This study was done at a large healthcare system based in Charlotte, NC. The system is based at the same hospital where I did my residency in Internal Medicine about a billion years ago. OK, maybe it was only thirty-two years ago, but it feels like another lifetime. This hospital system has a robust Addiction Medicine department now, led by Dr. Stephen Wyatt, an addictionologist of national and perhaps international renown, who co-wrote this study.

The article began by reminding us of the recent increase in morbidity and mortality with opioid use disorder.

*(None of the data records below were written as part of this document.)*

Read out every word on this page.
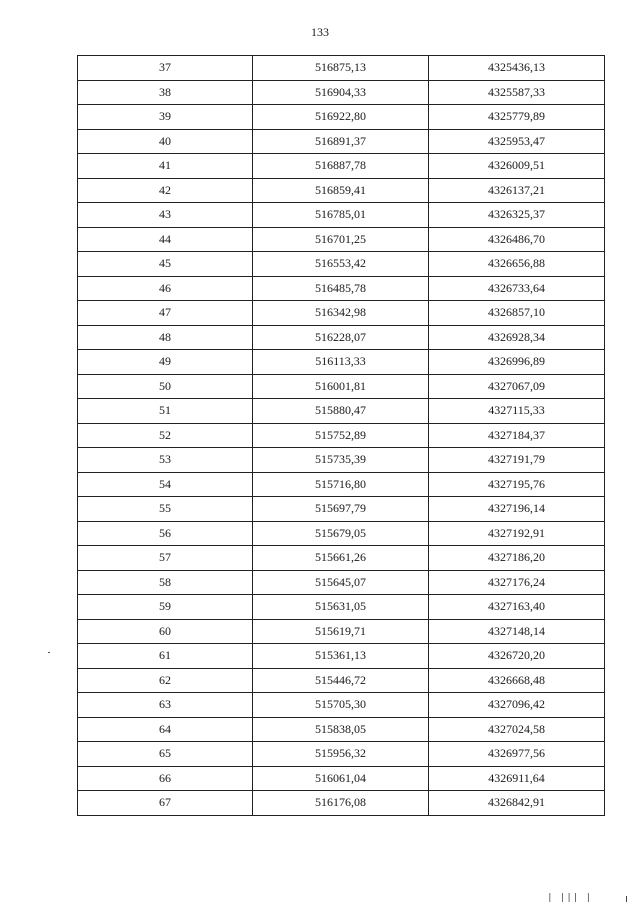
133
37	516875,13	4325436,13
38	516904,33	4325587,33
39	516922,80	4325779,89
40	516891,37	4325953,47
41	516887,78	4326009,51
42	516859,41	4326137,21
43	516785,01	4326325,37
44	516701,25	4326486,70
45	516553,42	4326656,88
46	516485,78	4326733,64
47	516342,98	4326857,10
48	516228,07	4326928,34
49	516113,33	4326996,89
50	516001,81	4327067,09
51	515880,47	4327115,33
52	515752,89	4327184,37
53	515735,39	4327191,79
54	515716,80	4327195,76
55	515697,79	4327196,14
56	515679,05	4327192,91
57	515661,26	4327186,20
58	515645,07	4327176,24
59	515631,05	4327163,40
60	515619,71	4327148,14
61	515361,13	4326720,20
62	515446,72	4326668,48
63	515705,30	4327096,42
64	515838,05	4327024,58
65	515956,32	4326977,56
66	516061,04	4326911,64
67	516176,08	4326842,91
| ||| |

Then it cited another article that I have written about (see my blog of January 23, 2016) authored by Larochelle et al., 2015, where it was found that in patients who survived an opioid overdose, 91% resumed opioid prescription within the next nine months.

Based on those previous findings, this study proposed to examine the prevalence of prior overdose among patients being prescribed benzodiazepines and/or opioids, and to examine patient and healthcare characteristics in these circumstances.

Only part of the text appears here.